Among the last words the gentle, intellectual Dr. Goddard offered were for his child's Canadian and Afghan comrades overseas, "who responded to her death with great vigour and imposed an almost biblical wrath on those who were responsible for it. We thank you for that."

Then he quoted, rather fiercely, the words on the cap badge of the Artillery beret: Quo fas et gloria ducunt, Latin for "Whither right and glory lead."

Capt. Goddard left that church as she entered it, her casket all wrapped up tight in the Canadian flag, swaddled as only a daughter of Canada should be.

1 Comments:

  • At 10:12 PM, May 28, 2006, Blogger J.D. Long said…

    The thing that Captain Nichola Goddard realized that her father didn't; that the righty-tighties realize that the lefty-loosies don't is very simple. There is a very fine but definite line that distinguishes the free world from the radicals; the domocracies from the dictatorships; the civilized from the barbarians.
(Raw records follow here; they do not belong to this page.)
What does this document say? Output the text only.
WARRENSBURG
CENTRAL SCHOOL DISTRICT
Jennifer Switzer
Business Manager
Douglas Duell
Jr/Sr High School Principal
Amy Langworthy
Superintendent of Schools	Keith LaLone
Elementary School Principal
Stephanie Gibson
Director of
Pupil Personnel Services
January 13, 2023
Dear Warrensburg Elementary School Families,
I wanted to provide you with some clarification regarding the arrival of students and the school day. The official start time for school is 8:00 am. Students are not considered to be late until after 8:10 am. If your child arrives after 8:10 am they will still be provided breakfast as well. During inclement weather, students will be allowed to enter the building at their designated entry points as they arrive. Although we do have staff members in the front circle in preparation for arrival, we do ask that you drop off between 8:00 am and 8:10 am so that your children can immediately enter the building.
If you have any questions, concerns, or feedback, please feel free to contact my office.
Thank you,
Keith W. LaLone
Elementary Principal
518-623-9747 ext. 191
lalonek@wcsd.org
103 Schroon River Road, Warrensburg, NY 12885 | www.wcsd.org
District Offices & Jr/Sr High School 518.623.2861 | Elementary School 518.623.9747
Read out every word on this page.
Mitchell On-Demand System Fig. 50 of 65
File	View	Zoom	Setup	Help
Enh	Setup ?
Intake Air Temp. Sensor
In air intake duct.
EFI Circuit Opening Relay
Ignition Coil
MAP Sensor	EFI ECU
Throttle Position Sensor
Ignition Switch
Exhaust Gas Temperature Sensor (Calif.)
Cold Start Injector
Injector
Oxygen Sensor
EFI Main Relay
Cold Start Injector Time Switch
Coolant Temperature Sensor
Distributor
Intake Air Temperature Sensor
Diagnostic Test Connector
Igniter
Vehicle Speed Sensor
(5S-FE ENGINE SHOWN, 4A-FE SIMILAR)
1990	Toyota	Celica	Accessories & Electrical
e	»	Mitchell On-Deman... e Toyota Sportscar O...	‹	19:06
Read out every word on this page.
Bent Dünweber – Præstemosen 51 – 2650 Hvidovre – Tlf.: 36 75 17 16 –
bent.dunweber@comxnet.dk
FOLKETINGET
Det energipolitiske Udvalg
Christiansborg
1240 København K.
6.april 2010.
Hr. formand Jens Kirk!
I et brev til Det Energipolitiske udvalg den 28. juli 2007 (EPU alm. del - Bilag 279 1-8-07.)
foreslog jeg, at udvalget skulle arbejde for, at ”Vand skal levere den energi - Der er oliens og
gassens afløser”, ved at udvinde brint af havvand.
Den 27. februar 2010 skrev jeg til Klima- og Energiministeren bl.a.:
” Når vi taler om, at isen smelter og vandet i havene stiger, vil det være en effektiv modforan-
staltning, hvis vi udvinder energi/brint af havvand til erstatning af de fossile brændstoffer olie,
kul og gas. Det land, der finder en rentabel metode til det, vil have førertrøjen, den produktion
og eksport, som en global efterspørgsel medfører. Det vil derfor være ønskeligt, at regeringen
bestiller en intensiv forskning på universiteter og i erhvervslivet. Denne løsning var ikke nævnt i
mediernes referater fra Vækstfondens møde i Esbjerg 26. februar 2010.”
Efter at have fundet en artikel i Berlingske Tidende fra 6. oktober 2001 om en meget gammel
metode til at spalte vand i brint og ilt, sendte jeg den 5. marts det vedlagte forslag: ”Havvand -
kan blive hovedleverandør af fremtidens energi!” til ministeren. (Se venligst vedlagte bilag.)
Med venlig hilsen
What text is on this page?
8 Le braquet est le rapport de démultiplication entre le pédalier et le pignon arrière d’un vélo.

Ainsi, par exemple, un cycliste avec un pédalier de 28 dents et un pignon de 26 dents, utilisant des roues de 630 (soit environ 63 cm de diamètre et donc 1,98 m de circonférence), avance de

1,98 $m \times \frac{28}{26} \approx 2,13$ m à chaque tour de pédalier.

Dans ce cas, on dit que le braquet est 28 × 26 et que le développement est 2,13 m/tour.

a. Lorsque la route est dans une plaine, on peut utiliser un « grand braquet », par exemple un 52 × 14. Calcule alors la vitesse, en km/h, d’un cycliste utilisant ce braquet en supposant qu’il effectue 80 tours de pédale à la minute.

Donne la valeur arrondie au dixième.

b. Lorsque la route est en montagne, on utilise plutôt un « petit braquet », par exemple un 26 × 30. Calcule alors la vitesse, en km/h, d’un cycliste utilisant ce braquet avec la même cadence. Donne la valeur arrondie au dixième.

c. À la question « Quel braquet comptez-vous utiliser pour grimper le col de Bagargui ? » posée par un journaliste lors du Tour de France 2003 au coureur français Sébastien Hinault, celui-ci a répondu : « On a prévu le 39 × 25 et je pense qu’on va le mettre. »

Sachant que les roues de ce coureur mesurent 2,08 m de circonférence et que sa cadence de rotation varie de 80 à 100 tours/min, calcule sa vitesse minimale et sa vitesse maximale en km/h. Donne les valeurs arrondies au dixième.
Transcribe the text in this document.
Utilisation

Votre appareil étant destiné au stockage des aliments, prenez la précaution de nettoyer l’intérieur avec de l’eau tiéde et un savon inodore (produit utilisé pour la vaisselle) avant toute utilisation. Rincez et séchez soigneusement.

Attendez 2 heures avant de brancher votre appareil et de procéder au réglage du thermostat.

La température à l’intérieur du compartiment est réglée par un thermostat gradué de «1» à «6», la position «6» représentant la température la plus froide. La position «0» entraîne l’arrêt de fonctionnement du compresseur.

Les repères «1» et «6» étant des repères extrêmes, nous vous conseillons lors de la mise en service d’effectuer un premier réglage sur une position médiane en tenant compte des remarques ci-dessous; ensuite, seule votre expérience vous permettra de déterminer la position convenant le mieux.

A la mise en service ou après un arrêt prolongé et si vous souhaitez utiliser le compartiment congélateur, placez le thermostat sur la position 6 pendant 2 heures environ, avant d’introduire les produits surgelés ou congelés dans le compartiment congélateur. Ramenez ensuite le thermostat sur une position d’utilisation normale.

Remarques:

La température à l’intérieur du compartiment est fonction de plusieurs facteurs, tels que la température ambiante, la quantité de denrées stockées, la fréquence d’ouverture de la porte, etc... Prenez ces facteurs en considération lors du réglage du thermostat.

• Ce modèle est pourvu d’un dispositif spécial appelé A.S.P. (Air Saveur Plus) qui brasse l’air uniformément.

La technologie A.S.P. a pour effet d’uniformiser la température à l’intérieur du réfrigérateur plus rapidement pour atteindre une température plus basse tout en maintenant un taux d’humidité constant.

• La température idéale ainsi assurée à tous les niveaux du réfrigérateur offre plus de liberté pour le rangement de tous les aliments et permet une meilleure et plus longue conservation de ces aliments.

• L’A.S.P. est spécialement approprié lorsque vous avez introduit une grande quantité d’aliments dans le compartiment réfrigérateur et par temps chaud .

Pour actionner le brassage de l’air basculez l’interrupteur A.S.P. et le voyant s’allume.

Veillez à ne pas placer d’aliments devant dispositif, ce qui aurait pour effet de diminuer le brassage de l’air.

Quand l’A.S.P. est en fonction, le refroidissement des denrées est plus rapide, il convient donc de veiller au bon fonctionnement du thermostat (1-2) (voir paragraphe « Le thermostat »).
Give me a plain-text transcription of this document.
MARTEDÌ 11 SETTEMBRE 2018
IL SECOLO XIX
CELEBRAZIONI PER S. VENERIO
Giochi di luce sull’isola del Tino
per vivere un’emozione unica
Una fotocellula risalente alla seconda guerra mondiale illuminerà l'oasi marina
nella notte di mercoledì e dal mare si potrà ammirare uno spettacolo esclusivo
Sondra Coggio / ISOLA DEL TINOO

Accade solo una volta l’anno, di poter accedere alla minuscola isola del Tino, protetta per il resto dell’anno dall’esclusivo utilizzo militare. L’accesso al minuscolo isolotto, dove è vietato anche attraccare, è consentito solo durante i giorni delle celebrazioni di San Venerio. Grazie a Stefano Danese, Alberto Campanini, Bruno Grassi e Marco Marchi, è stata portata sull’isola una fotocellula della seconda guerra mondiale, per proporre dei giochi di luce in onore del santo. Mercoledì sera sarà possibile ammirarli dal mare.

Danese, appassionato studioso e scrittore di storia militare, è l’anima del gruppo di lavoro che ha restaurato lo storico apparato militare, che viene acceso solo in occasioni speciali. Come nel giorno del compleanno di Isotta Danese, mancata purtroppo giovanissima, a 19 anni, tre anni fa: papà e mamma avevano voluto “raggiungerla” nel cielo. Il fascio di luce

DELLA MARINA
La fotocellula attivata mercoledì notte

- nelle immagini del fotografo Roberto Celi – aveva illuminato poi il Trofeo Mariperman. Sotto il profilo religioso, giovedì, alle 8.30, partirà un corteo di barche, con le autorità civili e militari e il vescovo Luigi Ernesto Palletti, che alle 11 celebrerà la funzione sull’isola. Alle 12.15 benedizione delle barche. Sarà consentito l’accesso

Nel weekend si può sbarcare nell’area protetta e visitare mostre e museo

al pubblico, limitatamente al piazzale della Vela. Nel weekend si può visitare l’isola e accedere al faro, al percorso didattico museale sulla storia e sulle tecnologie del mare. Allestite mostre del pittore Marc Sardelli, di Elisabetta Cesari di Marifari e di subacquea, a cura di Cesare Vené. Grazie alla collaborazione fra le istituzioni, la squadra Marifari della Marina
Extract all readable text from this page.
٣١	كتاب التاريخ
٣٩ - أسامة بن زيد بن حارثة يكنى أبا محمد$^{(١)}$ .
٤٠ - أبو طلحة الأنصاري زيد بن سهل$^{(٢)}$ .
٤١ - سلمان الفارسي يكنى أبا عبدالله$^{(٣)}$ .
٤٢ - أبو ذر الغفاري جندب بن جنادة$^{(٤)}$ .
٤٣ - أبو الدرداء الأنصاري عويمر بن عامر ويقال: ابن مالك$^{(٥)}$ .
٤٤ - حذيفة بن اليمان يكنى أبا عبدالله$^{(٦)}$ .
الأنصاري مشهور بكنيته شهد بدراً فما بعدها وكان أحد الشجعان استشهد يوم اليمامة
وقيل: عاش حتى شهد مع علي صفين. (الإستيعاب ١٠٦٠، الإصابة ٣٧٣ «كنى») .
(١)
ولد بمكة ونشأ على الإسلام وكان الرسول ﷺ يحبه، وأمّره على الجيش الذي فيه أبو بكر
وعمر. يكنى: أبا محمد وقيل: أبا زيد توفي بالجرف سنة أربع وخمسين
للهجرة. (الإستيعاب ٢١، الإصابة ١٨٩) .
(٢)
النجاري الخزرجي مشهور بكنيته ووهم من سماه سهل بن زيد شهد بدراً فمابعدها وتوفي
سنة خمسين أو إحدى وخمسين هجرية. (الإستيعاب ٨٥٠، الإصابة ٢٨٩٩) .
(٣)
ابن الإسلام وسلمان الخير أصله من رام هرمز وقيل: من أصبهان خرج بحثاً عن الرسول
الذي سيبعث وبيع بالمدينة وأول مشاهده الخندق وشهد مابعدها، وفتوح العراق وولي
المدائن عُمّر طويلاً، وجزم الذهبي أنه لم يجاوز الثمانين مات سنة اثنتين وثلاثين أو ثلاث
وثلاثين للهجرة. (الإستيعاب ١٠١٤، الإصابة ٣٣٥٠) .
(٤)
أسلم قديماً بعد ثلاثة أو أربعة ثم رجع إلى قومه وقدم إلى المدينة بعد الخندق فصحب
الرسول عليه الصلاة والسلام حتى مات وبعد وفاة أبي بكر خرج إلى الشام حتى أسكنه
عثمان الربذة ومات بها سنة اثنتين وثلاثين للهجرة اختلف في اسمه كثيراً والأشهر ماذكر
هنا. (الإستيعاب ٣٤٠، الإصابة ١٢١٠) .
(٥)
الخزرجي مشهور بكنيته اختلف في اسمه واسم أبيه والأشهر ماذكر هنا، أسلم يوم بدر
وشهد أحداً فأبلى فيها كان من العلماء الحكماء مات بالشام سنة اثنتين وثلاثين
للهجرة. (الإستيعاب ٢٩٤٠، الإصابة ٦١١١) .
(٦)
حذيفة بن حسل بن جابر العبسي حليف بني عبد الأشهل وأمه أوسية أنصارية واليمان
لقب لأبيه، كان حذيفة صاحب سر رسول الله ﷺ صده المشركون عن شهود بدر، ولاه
    You either believe in freedom -- or you Don't

    The dictators, the radicals, the Islamic militants that want to deny human rights, freedom, and self-expression to others not only want to live that way themselves; they also want everyone lese to live that way as well, whether they want to or not. These barbarians deserve Guantanamo and Abu Whereever-the-Hell they're sentenced to. Let them rot in the same repressive circumstances they wished on others and fought to kill others for.

    The syste we use in the West (one-person-one-vote; freedom of speech; freedom of expression; that old stuff) may not be the perfect system, but it's the best thing going on this old tired planet. It even goos a bit too far in that it allows "free-thinkers" like Captain Goddard's father who tries to "reason" with unreasonable people, and extend "rights" to those who would revoke all rights to everyone.

    It would make me laugh if it wasn't so damned tragic.